Got Milk? Design and Implementation of a Lactation Support Program for Surgeons describes an initiative where “Multiple faculty members offered to offload resident workload before starting cases to provide time for a lactating resident to express milk… The University of Wisconsin adopted a ‘cross-cover’ model encouraging lactating residents to have other residents assist in the operating room during non-critical portions of the case if the primary operating resident needed to express milk that has been very well received and easily implemented.”

Source: United States Breastfeeding Committee

There’s attention being paid to lactation accommodation information in urology residency programs too. 

In this study, “Of 145 urology residency programs, 72.4% included information about lactation accommodations anywhere on the institution’s website.” The authors conclude that “efforts to recruit and retain female urologists should include making [lactation accommodation]  information more easily accessible.”

Authors Annery G Garcia-Marcinkiewicz and Sarah S Titler call on  anesthesiology as a workforce and specialty, to support the unique need of lactating and breastfeeding anesthesiologists in Lactation and Anesthesiology

This study offers the first comprehensive scoping review of the literature on breastfeeding policies pertaining to surgical residents in Canada.

The authors write: “…We aim to use these data to advocate for breast feeding for surgical resident physicians through the creation and improvement of current breastfeeding policies as applicable. This work aims to help change surgical culture to be more inclusive, which is vital in creating a breast feeding-friendly environment. This would include leadership endorsement of the policy, a culture shift (for example, no repercussions to resident for coming back on a modified schedule or taking breaks for expressing milk), visible educational notices throughout the workplace (ie, ‘breast feeding-friendly workplace’ notices, common in Canadian public settings), and creation of a network of ‘new moms’ within the surgical resident programme to ensure there is support and mentorship for new moms returning back to work. ”

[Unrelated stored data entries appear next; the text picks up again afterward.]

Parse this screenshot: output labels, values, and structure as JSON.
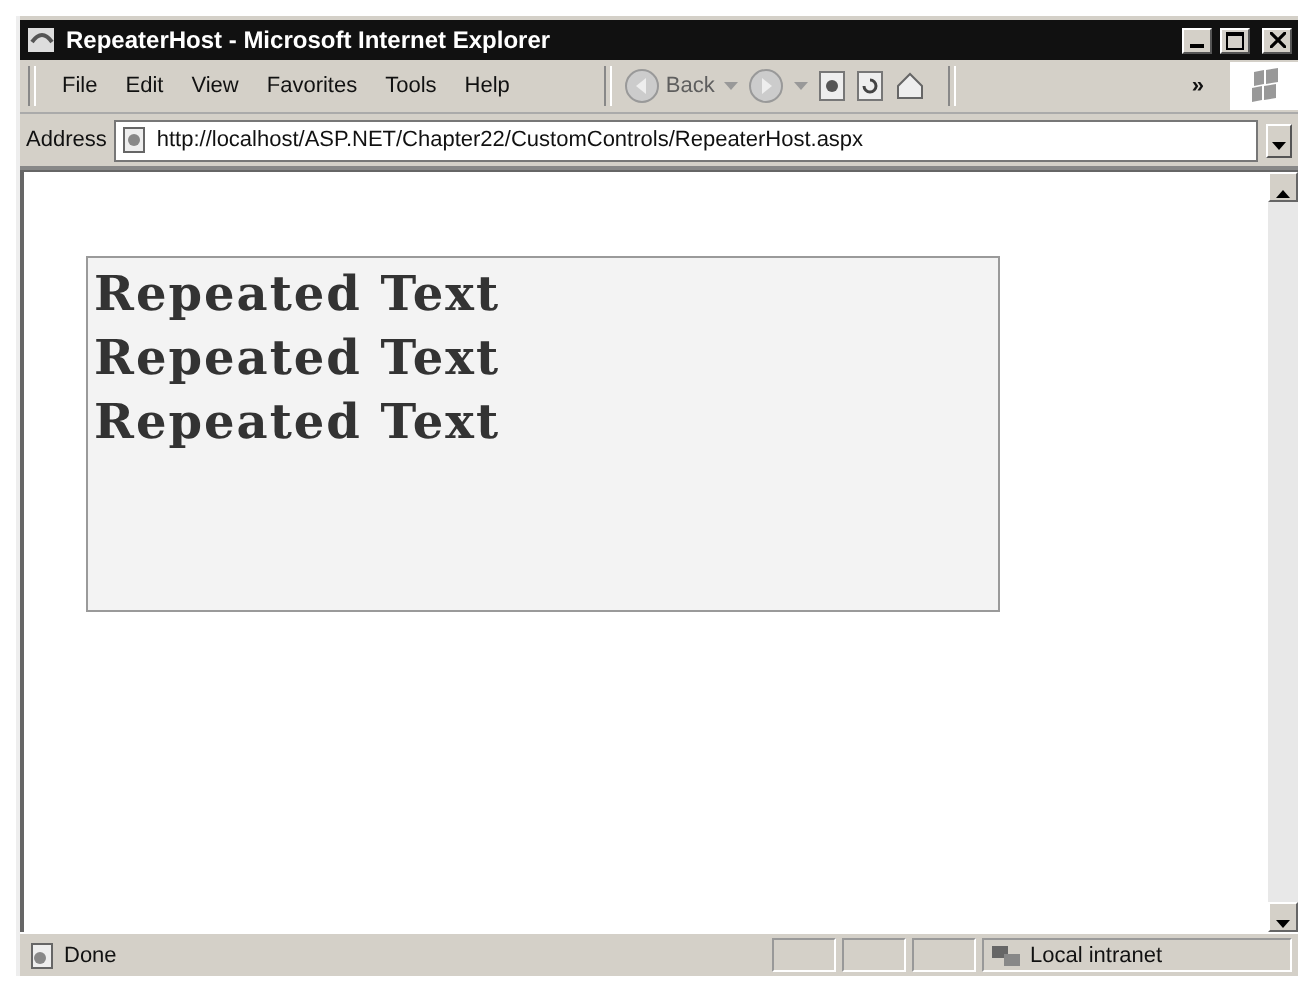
{
  "window": {
    "title": "RepeaterHost - Microsoft Internet Explorer"
  },
  "menu": [
    "File",
    "Edit",
    "View",
    "Favorites",
    "Tools",
    "Help"
  ],
  "toolbar": {
    "back": {
      "label": "Back",
      "disabled": true
    },
    "chevron": "»"
  },
  "address": {
    "label": "Address",
    "value": "http://localhost/ASP.NET/Chapter22/CustomControls/RepeaterHost.aspx"
  },
  "content": {
    "repeated_items": [
      "Repeated Text",
      "Repeated Text",
      "Repeated Text"
    ]
  },
  "status_bar": {
    "text": "Done",
    "zone": "Local intranet"
  }
}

While we wait for policies to catch up to the needs of lactating physicians, wearable pumps are helping them reach their infant feeding goals.  The Impact of Wearable Breast Pumps on Physicians’ Breastfeeding Experience and Success found that “those who had used a wearable pump reported statistically significant shorter lactation breaks (p < 0.00001) and were more likely to be able to provide breast milk to their infants for their entire intended duration (p = 0.005) compared to the traditional pump group.” 

The support network Dr. MILK (Mothers Interested in Lactation Knowledge) has been successful at helping physicians mothers reach their infant feeding goals.